Rates will remain at present or lower levels for “an extended period,” says Draghi.
The banks are partying: Deutsche Bank (NYSE:DB) +5%, Santander (NYSE:SAN) +4.9%, Credit Suisse (NYSE:CS) +1.8%, UBS +1.7%, ING +5%, BBVA +5% premarket
Previously: Stocks jump higher after ECB unloads bazooka (March 10)
Extraordinary measures once again.
The pessimistic view is that we have currency wars around the world and this is another example. The practical effect is to raise the value of the dollar.
The tide will soon turn on sentiment related to easing monetary policy. This is a joke. It obviously hasn’t worked, but this time it will… And banks are rallying why? Because they will earn less on a NIM basis? Or is it because growth is slowing and will slow further in the future? This market is so distorted. These policies will ultimately have to be unwound and when that occurs we will all feel the pain. Such shortsightedness on the part of central bankers.
ECB’s decision for lower rates and free money for banks is giving today a very positive image for EU banking stocks. However the main question remains: who will absorb all this liquidity? IMO the success for EU expansion will not come just from lower rates and high liquidity. These are not enough. Without a demand for new loans and taxation reforms there can be no expansion.

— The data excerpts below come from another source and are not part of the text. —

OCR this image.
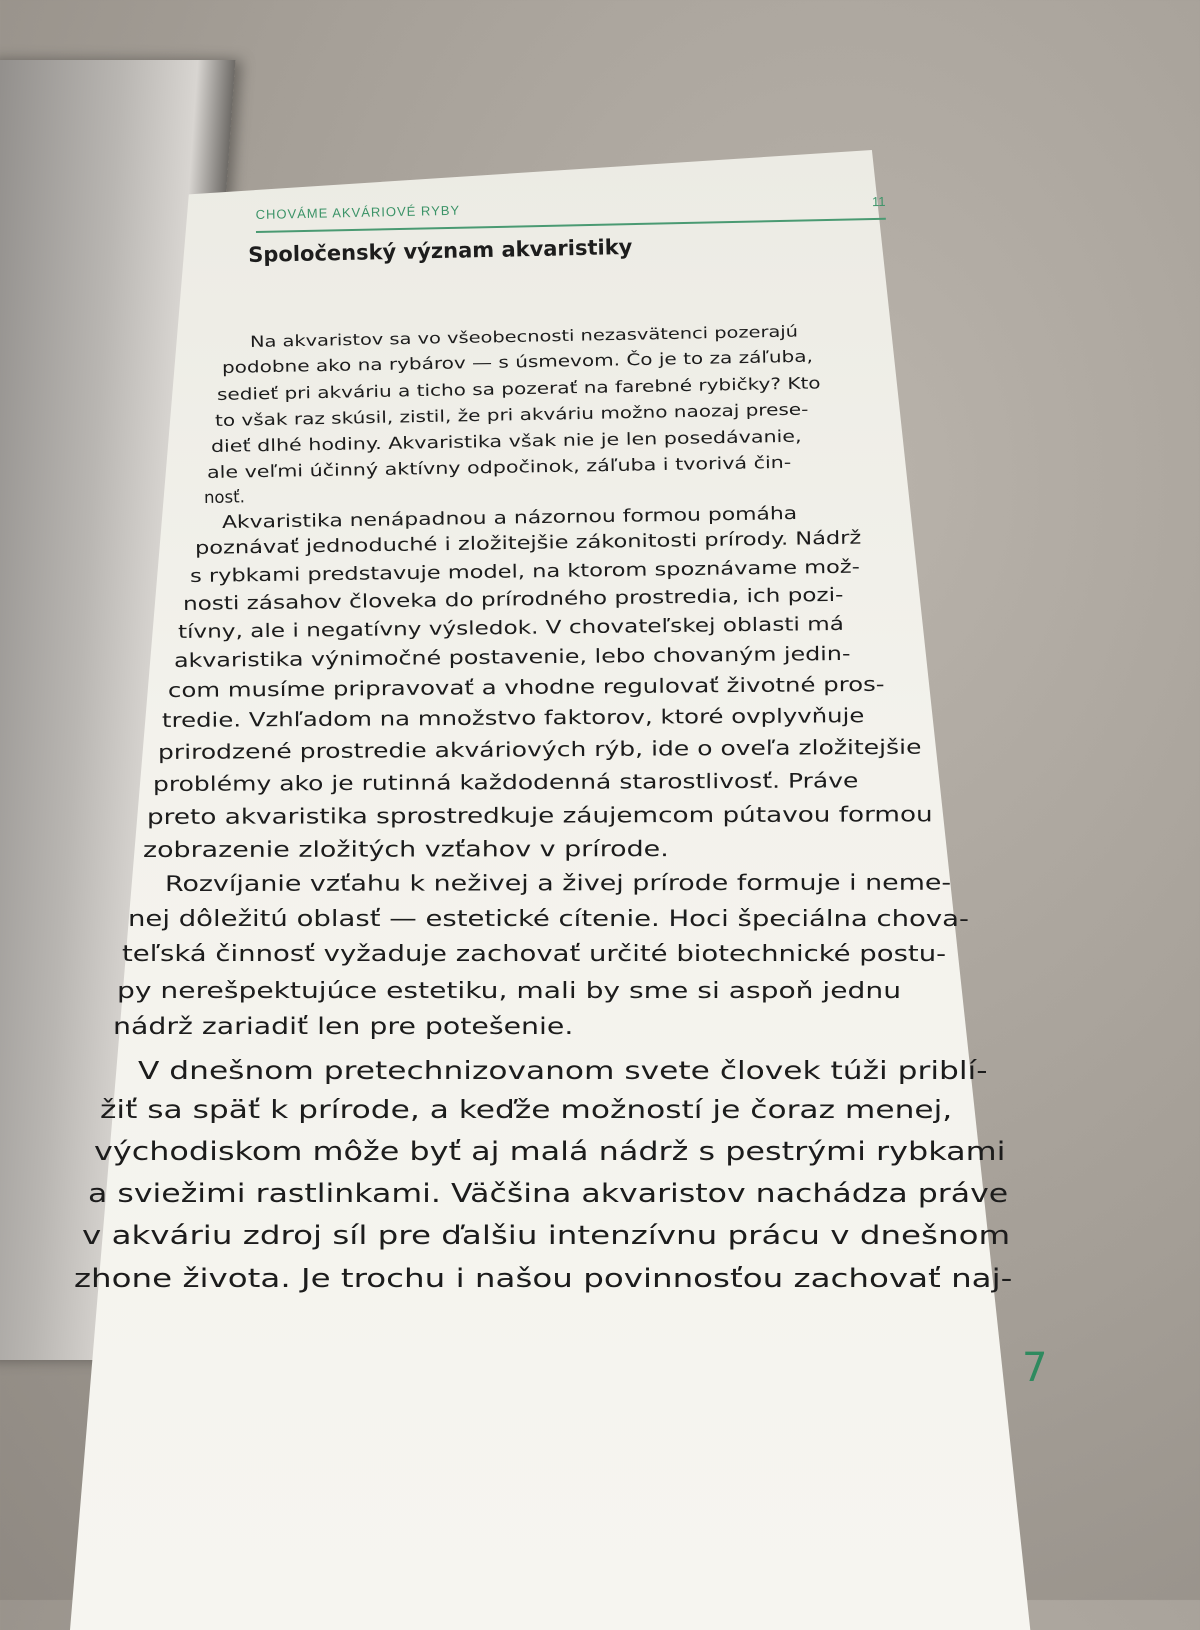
CHOVÁME AKVÁRIOVÉ RYBY
11
Spoločenský význam akvaristiky
Na akvaristov sa vo všeobecnosti nezasvätenci pozerajú
podobne ako na rybárov — s úsmevom. Čo je to za záľuba,
sedieť pri akváriu a ticho sa pozerať na farebné rybičky? Kto
to však raz skúsil, zistil, že pri akváriu možno naozaj prese-
dieť dlhé hodiny. Akvaristika však nie je len posedávanie,
ale veľmi účinný aktívny odpočinok, záľuba i tvorivá čin-
nosť.
Akvaristika nenápadnou a názornou formou pomáha
poznávať jednoduché i zložitejšie zákonitosti prírody. Nádrž
s rybkami predstavuje model, na ktorom spoznávame mož-
nosti zásahov človeka do prírodného prostredia, ich pozi-
tívny, ale i negatívny výsledok. V chovateľskej oblasti má
akvaristika výnimočné postavenie, lebo chovaným jedin-
com musíme pripravovať a vhodne regulovať životné pros-
tredie. Vzhľadom na množstvo faktorov, ktoré ovplyvňuje
prirodzené prostredie akváriových rýb, ide o oveľa zložitejšie
problémy ako je rutinná každodenná starostlivosť. Práve
preto akvaristika sprostredkuje záujemcom pútavou formou
zobrazenie zložitých vzťahov v prírode.
Rozvíjanie vzťahu k neživej a živej prírode formuje i neme-
nej dôležitú oblasť — estetické cítenie. Hoci špeciálna chova-
teľská činnosť vyžaduje zachovať určité biotechnické postu-
py nerešpektujúce estetiku, mali by sme si aspoň jednu
nádrž zariadiť len pre potešenie.
V dnešnom pretechnizovanom svete človek túži priblí-
žiť sa späť k prírode, a keďže možností je čoraz menej,
východiskom môže byť aj malá nádrž s pestrými rybkami
a sviežimi rastlinkami. Väčšina akvaristov nachádza práve
v akváriu zdroj síl pre ďalšiu intenzívnu prácu v dnešnom
zhone života. Je trochu i našou povinnosťou zachovať naj-
7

A flattening yield curve is very negative for bank stocks and highlights trouble for the economy in general. Not sure I follow your comment. European bond yield curves have been flattening for years, hence low European bank stock prices. In fact, some European bank stock prices are lower than they were at the lows in 2008-2009 (and many very near those prices). These new initiatives won’t do anything for the European economy.
Banks with negative interest do nothing for bank or investors. Waiting for next crash n burn
Can you print a negative -$1.00 lol
What does LTRO mean?
this is just a bailout for the banks holding $hi++y paper. they’ll sell their underperforming, er, I mean “investment grade” paper to the CB at a profit (amazingly) and their balance sheets will sparkle like a recently-shined urinal.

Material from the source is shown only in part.